For his part, Arizona’s Miller has embraced a jut-chinned bellicosity. When a reporter from the ABC television affiliate in Phoenix went to a news conference and persisted in asking about corruption allegations, Miller, whose salary of $2.6 million makes him the highest paid official at his state’s namesake university, glowered.
“No comment,” Miller said. “You can drive back to Phoenix.”
Miller’s defenders in Tucson are legion. I spoke to a dozen fans in the arena before the game on the night of our scheduled sit-down and they offered a collective shrug.

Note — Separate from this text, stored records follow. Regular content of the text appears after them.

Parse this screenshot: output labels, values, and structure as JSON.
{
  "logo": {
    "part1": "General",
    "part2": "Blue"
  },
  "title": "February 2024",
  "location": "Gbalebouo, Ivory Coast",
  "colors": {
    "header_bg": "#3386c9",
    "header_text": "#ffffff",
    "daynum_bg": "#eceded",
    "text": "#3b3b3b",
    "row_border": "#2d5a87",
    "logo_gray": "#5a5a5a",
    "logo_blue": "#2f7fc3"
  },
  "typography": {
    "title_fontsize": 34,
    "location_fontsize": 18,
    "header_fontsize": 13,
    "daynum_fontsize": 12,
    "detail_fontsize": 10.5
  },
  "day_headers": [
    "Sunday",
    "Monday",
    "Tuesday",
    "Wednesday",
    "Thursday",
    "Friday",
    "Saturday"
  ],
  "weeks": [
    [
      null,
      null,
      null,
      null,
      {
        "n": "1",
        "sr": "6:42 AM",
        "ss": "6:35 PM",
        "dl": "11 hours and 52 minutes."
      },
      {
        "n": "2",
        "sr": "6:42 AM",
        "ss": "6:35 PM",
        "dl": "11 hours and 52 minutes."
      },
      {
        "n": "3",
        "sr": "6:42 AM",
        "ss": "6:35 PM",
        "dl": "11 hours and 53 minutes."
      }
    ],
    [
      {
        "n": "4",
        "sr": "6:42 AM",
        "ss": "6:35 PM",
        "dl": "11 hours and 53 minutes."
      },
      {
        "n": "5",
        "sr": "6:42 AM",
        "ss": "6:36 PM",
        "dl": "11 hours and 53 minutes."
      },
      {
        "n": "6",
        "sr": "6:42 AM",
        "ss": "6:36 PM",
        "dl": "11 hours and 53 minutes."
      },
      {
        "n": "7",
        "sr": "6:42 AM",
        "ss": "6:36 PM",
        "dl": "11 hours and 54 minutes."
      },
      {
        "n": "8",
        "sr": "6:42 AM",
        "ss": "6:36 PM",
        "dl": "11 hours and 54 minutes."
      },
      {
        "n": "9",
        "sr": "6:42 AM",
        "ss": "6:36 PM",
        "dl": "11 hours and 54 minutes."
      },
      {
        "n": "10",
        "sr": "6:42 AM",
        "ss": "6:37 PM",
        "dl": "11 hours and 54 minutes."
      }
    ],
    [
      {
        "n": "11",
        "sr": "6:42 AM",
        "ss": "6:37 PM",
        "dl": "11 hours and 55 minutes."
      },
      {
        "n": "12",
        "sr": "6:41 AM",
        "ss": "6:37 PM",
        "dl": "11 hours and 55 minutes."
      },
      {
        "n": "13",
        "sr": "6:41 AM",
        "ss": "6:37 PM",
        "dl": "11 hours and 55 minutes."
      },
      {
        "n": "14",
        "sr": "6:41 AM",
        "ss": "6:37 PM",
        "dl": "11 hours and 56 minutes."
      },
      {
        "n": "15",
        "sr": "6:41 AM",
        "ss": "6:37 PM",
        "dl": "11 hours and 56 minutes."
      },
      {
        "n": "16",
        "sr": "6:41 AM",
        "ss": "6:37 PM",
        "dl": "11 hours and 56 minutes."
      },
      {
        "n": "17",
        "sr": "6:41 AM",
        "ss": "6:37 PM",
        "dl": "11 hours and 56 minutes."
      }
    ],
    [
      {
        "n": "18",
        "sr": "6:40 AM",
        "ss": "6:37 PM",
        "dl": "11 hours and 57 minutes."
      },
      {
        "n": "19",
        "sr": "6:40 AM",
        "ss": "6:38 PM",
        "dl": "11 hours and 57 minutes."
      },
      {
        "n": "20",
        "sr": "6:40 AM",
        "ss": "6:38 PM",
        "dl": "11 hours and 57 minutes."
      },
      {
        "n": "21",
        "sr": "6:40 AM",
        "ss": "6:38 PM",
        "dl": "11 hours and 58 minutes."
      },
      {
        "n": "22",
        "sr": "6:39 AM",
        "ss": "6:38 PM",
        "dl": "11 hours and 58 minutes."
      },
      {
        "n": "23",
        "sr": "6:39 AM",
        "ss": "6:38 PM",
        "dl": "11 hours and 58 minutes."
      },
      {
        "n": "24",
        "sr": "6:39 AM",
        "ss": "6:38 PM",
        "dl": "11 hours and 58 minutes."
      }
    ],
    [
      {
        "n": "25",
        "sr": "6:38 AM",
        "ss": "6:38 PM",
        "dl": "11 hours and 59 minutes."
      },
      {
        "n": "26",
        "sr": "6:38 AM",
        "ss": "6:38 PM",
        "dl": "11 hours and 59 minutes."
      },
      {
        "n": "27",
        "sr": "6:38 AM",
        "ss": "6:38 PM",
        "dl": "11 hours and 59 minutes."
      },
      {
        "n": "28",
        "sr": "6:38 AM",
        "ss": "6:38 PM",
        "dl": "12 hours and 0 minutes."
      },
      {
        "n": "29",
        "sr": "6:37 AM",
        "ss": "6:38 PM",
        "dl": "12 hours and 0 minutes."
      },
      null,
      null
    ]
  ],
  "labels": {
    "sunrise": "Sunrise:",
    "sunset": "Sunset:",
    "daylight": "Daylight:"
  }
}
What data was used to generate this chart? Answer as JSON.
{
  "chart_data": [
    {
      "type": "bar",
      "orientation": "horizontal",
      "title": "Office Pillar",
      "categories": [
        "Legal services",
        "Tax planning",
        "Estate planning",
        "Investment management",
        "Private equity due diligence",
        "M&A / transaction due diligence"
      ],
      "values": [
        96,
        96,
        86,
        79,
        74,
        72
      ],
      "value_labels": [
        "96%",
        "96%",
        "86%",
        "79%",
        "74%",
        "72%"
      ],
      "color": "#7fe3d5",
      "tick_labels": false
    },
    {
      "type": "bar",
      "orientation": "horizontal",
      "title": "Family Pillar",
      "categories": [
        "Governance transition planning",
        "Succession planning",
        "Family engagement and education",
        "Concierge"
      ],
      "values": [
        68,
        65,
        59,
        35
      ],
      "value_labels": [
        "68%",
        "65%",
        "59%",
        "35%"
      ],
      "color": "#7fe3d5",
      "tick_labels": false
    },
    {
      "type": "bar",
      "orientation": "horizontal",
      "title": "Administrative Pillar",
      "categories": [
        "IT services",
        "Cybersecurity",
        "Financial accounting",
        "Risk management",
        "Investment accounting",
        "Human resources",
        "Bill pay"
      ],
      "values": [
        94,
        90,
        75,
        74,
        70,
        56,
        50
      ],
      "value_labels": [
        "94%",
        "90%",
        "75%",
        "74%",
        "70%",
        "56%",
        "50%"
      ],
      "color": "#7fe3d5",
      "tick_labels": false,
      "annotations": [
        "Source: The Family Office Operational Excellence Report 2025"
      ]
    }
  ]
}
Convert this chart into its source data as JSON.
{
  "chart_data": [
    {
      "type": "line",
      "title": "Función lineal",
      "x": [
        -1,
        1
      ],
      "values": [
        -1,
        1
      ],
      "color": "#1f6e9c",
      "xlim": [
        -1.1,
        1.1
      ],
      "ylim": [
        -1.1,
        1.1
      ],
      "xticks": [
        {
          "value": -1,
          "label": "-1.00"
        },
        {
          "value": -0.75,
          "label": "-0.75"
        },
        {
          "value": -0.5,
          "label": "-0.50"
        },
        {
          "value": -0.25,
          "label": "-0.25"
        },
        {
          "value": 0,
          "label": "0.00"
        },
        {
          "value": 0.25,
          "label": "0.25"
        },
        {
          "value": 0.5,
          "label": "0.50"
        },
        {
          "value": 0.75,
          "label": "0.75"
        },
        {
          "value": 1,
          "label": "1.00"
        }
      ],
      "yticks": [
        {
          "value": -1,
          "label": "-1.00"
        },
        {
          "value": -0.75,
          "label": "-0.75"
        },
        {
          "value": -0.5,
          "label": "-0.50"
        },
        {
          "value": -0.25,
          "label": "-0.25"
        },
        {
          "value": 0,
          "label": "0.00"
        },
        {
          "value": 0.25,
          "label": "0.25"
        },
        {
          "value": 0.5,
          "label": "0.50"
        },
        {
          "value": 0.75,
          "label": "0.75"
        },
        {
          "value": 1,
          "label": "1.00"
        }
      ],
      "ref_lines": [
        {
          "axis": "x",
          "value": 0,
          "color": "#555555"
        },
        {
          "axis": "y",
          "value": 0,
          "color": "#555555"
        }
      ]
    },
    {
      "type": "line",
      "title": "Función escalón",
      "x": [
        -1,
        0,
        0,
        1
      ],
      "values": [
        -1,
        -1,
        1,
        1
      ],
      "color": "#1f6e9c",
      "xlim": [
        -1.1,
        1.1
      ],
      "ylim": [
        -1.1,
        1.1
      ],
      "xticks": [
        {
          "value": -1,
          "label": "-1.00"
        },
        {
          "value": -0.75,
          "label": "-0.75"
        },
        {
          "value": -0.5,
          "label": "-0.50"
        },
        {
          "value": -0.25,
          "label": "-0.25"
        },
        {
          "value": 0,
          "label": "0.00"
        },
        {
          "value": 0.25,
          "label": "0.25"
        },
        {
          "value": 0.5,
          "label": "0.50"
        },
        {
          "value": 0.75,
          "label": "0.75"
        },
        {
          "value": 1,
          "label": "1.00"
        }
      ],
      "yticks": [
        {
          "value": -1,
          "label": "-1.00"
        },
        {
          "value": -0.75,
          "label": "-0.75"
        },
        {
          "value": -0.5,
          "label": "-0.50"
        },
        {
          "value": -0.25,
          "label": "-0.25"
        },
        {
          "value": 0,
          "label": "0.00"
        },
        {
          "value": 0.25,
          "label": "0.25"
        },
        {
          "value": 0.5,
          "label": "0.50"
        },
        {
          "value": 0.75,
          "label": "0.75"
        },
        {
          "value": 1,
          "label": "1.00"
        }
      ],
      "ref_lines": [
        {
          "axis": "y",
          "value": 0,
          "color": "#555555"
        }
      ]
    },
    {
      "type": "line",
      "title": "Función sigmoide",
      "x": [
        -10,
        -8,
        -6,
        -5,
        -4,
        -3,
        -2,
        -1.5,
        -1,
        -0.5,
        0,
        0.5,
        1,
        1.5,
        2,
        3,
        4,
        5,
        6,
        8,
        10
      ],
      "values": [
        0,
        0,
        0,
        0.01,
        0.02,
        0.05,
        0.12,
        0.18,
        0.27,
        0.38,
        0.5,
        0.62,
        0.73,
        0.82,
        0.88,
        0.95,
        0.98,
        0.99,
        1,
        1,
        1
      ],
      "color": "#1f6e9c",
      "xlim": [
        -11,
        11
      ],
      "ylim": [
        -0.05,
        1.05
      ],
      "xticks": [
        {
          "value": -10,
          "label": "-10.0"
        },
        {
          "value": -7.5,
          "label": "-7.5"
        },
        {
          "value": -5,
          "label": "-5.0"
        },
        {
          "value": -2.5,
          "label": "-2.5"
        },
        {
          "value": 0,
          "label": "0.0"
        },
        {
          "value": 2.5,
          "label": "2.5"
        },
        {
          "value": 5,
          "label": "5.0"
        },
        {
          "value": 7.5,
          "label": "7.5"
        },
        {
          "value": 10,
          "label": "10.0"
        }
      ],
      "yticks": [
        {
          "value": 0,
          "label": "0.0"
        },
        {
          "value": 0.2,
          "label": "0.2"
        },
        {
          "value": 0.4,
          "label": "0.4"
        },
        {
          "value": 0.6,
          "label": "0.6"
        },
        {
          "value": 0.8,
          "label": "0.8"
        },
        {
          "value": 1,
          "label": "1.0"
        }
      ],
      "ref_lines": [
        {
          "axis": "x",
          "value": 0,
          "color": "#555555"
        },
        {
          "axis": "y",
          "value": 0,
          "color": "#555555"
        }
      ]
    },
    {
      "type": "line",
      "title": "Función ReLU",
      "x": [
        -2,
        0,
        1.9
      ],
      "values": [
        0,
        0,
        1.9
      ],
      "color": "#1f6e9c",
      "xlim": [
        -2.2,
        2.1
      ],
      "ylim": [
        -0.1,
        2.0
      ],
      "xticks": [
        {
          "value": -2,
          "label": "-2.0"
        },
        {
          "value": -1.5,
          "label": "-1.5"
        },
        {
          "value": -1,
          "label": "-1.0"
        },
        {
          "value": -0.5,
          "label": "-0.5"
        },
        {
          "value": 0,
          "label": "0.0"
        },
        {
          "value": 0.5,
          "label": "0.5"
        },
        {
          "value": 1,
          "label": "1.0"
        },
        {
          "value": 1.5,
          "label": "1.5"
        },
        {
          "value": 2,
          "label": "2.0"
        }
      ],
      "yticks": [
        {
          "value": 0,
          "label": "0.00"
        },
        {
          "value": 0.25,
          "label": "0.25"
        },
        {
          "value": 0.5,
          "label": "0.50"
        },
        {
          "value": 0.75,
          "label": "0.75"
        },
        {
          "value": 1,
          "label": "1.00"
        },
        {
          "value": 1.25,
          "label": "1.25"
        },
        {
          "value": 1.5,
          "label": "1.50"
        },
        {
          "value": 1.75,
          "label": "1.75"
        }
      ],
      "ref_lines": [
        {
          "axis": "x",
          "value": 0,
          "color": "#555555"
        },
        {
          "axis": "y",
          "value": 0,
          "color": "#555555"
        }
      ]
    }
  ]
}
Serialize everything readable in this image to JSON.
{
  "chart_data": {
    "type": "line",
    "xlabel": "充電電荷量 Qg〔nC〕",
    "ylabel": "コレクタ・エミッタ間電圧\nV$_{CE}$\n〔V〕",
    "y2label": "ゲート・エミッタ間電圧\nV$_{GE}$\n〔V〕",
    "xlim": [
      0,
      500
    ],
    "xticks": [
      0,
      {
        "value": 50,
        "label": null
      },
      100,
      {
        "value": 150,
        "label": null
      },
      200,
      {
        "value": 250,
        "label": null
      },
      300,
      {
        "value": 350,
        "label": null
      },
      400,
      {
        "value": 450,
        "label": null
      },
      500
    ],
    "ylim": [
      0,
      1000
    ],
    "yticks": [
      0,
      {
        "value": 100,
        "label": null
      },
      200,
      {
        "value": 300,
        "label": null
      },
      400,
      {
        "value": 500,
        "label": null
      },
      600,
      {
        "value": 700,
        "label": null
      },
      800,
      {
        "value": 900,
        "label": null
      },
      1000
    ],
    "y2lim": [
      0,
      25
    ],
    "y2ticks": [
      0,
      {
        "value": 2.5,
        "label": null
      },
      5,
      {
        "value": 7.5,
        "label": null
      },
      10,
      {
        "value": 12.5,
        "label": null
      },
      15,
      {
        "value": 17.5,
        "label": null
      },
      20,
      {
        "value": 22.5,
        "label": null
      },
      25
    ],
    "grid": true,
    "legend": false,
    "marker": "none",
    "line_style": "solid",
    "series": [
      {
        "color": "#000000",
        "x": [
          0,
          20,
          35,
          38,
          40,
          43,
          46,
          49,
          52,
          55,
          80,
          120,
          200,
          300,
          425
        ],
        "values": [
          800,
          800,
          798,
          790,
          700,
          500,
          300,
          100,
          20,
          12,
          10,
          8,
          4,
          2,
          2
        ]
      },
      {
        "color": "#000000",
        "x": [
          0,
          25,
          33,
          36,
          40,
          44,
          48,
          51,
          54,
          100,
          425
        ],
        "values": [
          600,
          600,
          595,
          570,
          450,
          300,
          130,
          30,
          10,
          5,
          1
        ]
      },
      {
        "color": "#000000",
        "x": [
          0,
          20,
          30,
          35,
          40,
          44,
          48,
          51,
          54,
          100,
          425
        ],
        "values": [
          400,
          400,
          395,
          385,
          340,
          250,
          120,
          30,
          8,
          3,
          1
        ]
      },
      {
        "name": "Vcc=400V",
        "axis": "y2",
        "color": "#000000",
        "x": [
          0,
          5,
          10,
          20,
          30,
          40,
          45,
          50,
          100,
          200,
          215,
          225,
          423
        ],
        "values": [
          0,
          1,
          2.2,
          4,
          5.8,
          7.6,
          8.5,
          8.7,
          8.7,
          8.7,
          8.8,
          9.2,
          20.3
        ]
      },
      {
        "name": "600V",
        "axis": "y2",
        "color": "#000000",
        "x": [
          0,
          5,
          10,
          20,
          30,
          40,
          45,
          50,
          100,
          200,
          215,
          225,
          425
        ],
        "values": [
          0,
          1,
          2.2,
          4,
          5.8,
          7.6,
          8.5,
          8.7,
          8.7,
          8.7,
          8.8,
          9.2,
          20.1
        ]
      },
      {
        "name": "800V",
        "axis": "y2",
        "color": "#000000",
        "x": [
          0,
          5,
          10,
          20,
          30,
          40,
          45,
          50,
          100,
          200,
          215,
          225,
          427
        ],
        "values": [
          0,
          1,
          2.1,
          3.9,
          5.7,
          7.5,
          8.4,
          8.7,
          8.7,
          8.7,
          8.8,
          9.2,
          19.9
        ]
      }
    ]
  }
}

Corruption in college hoops? “I’m a very positive person, and I don’t believe the accusations,” said Fran Strubeck, a retiree and longtime fan of the Wildcats. “Sean Miller is far too much of an upstanding man for that.”
As I watched the prized Arizona freshmen run their layup line, not the least a mop-topped Nico Mannion, who is rumored to be an N.B.A. lottery pick this summer, I surfed the web. I found a local writer for FanSided, a sports site, who argued, strenuously, that the trial and recordings proved nothing. “Here’s why it’s not proof,” the writer concluded. “Simple, there’s no receipts.”
Such logic would no doubt prove comforting to hit men, drug dealers and all who conduct receiptless work.
Los Angeles Interlude
Not long after my Tucson visit, I flew to Los Angeles in search of a more expert — not to mention candid — assessment. In the lobby of a Hollywood hotel, I sat with Christian Dawkins, who once had worked as a runner — think recruiter, fixer, junior associate — for a top N.B.A. agent. Last May, Dawkins was convicted of bribery for funneling money to teenage recruits and their families in exchange for their agreeing to play at various universities, including Arizona.
Dawkins is a worldly young fellow, a natty dresser with a short-clipped beard. His testimony at that trial last spring — which I attended — was a revelation, as with disarming candor he shined a klieg light on the play-for-cash business that is major college hoops.
Yes, he told prosecutors, he was a part of a machine that ensured that college players and their families got some cash. Yes, that violated N.C.A.A. regulations, and so what? As a young player’s career blossoms, particularly those from poor and working-class homes, many hands are extended. “Me, personally, I don’t think there is anything wrong with paying players,” Dawkins said on the witness stand. “They are the only people in college basketball who can’t get paid.”